HEALTH

Lakewood hopes new lockdown stamps out coronavirus hot spot

BY Brenda Flanagan, Senior Correspondent |

Asher Sternbuch and his young family don’t like Gov. Murphy’s coronavirus lockdown. Almost nobody’s on streets normally bustling with Yeshiva students in Lakewood where the orthodox jewish community’s ratcheted down its normally robust social and religious activity.

On Tuesday, there were a few girls skating in their driveway, and a mom walking her kids.

“Saturday, which is our sabbath, usually kids are playing out in the streets. Everybody was inside,” said restaurant owner Aron Abady.

Abady owns Circa — a restaurant that set up a drive-through station with workers in protective gear — to serve free school meals. People stay inside the bubble of their cars.

“And everybody hopes that we all stay safe. We try to keep social distancing. The state is providing us with the suits and the masks,” he said.

It’s a remarkable turnaround. Last week, Lakewood Police busted two big Jewish weddings with more than 50 people at private homes. This past weekend police reported no incidents at all and deserted streets.

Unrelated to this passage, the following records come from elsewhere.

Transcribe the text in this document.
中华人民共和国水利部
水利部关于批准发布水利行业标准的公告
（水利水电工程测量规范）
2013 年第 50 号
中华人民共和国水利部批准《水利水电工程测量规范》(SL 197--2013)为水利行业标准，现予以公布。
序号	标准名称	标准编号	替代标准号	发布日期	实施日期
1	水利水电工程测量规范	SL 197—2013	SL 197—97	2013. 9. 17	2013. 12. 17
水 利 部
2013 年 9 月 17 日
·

Community leader Moshe Weisberg admitted it took a while for the lockdown message to get through.

“There was a very small amount of that for a very short period of time. Until really everybody spoke with one voice and said this has to stop right now,” Weisberg said.

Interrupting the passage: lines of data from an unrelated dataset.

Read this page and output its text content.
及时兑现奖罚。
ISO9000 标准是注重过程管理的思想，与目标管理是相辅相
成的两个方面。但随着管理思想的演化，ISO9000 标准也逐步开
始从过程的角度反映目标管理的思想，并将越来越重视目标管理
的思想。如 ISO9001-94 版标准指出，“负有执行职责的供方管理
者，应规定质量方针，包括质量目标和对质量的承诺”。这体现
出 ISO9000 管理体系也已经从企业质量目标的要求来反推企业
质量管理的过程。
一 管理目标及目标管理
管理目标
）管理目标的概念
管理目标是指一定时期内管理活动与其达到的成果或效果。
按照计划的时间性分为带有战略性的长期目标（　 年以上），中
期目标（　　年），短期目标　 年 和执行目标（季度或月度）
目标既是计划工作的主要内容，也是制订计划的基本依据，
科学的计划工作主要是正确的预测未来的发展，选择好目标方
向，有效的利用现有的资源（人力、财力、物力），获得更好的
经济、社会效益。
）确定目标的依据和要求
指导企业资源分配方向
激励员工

“They just said to everybody — your life is more important than getting together. We can still worship, we can still learn — but you’re going to have to do it at home. And as a result this town shut down almost overnight,” said Lakewood Mayor Ray Coles. “Our police officers took videos over the weekend and I can’t tell you how happy I was on one level to see empty streets and empty parking lots.”

Stern admonitions from rabbis apparently mean more than a summons and possibly $1,000 fine. But the virus may already be circulating in Lakewood. As of Monday, Lakewood had 69 positive cases of COVID-19 — about half the Ocean County total.

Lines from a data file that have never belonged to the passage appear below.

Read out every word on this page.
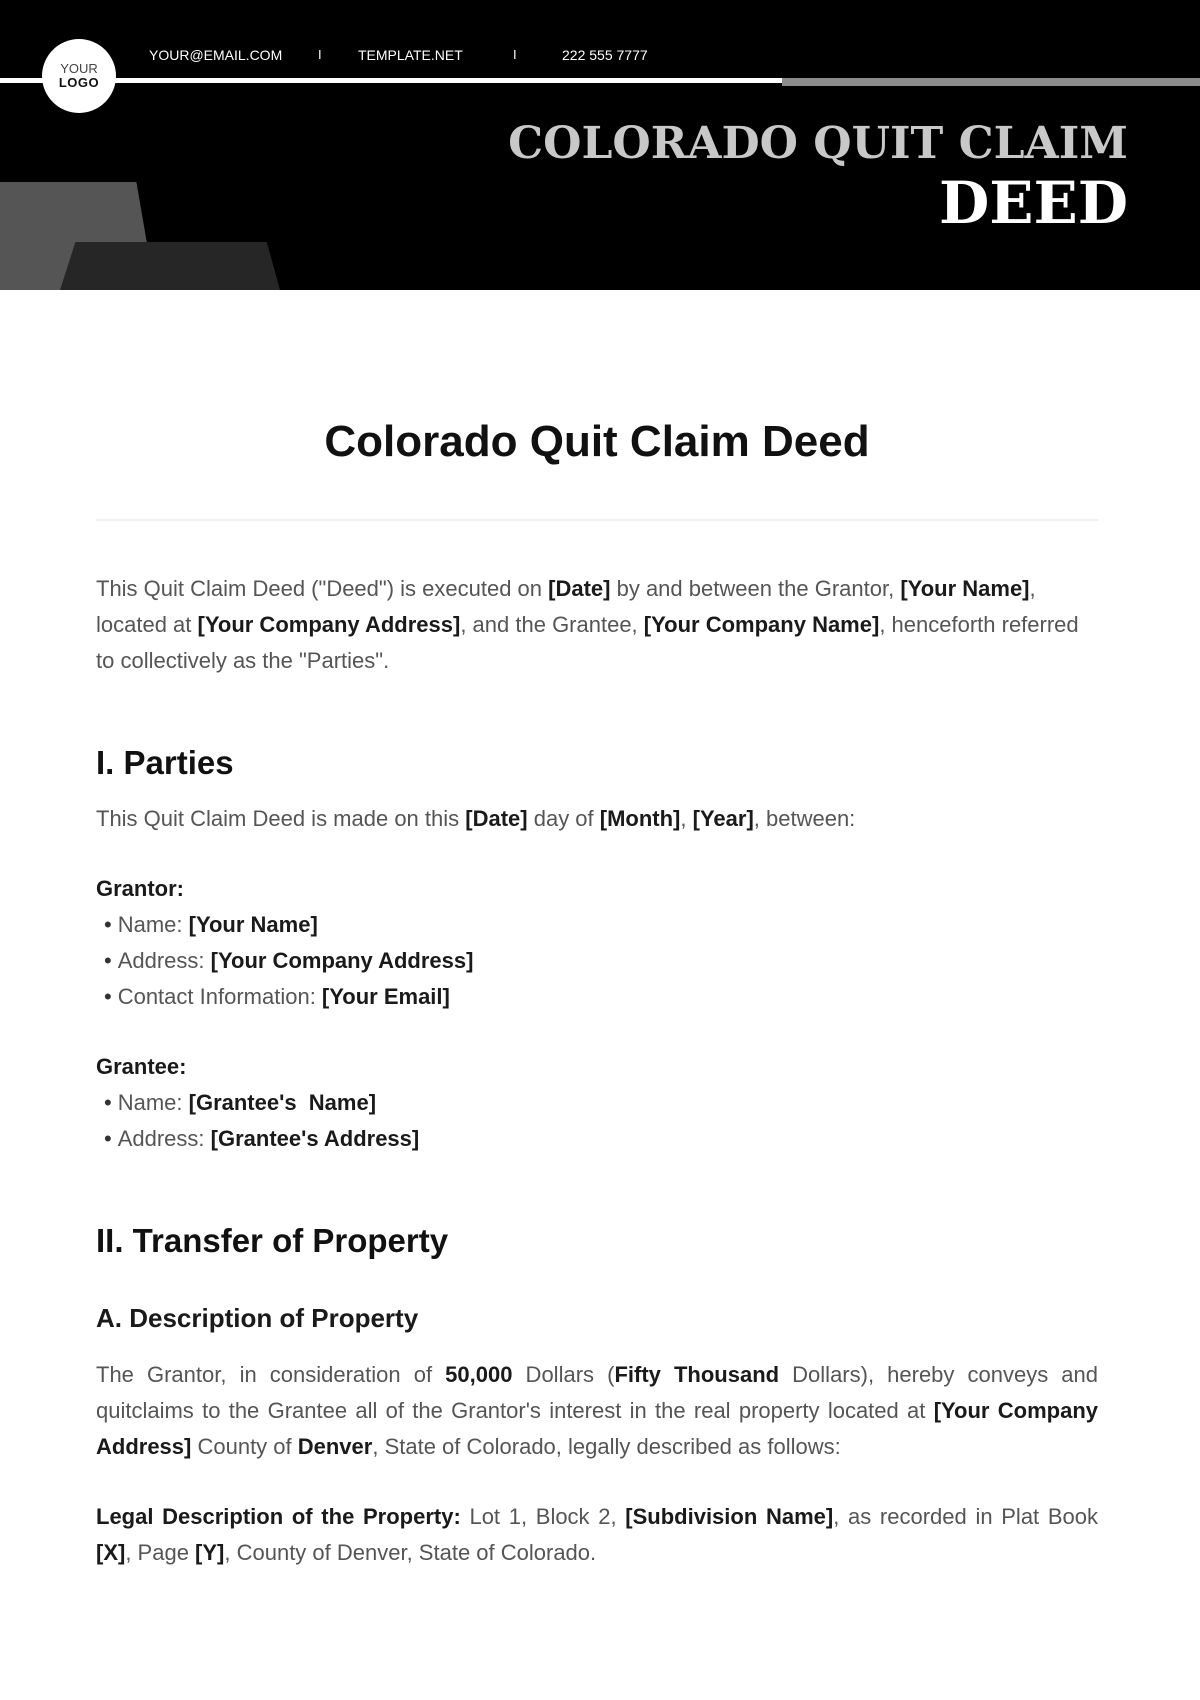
YOUR
LOGO
YOUR@EMAIL.COM	I	TEMPLATE.NET	I	222 555 7777
COLORADO QUIT CLAIM
DEED
Colorado Quit Claim Deed

This Quit Claim Deed ("Deed") is executed on [Date] by and between the Grantor, [Your Name], located at [Your Company Address], and the Grantee, [Your Company Name], henceforth referred to collectively as the "Parties".

I. Parties

This Quit Claim Deed is made on this [Date] day of [Month], [Year], between:

Grantor:
• Name: [Your Name]
• Address: [Your Company Address]
• Contact Information: [Your Email]
Grantee:
• Name: [Grantee's  Name]
• Address: [Grantee's Address]
II. Transfer of Property
A. Description of Property

The Grantor, in consideration of 50,000 Dollars (Fifty Thousand Dollars), hereby conveys and quitclaims to the Grantee all of the Grantor's interest in the real property located at [Your Company Address] County of Denver, State of Colorado, legally described as follows:

Legal Description of the Property: Lot 1, Block 2, [Subdivision Name], as recorded in Plat Book [X], Page [Y], County of Denver, State of Colorado.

“Half the people I know are sick. I know at least five, six, seven full families that are sick, in bed,” Asher said.

The Orthodox community maintains close ties to others in North Jersey and New York — a region where the virus is raging and positive cases can double almost daily, according to national experts.

“We’re finding that 28% of the submitted specimens are positive from that area — where it’s less than 8%  in the rest of the country. So to all my friends and colleagues in New York, this is the group that absolutely needs to social distance,” said Dr. Deborah Birx, response coordinator on the White House’s Coronavirus Task Force .

“I always look forward to Passover — spending time with grandchildren and going places. I have an elderly mother-in-law in Israel, I like spending time with her, and basically all of that’s out of the window,” Weisberg said.

This will be a different kind of Passover.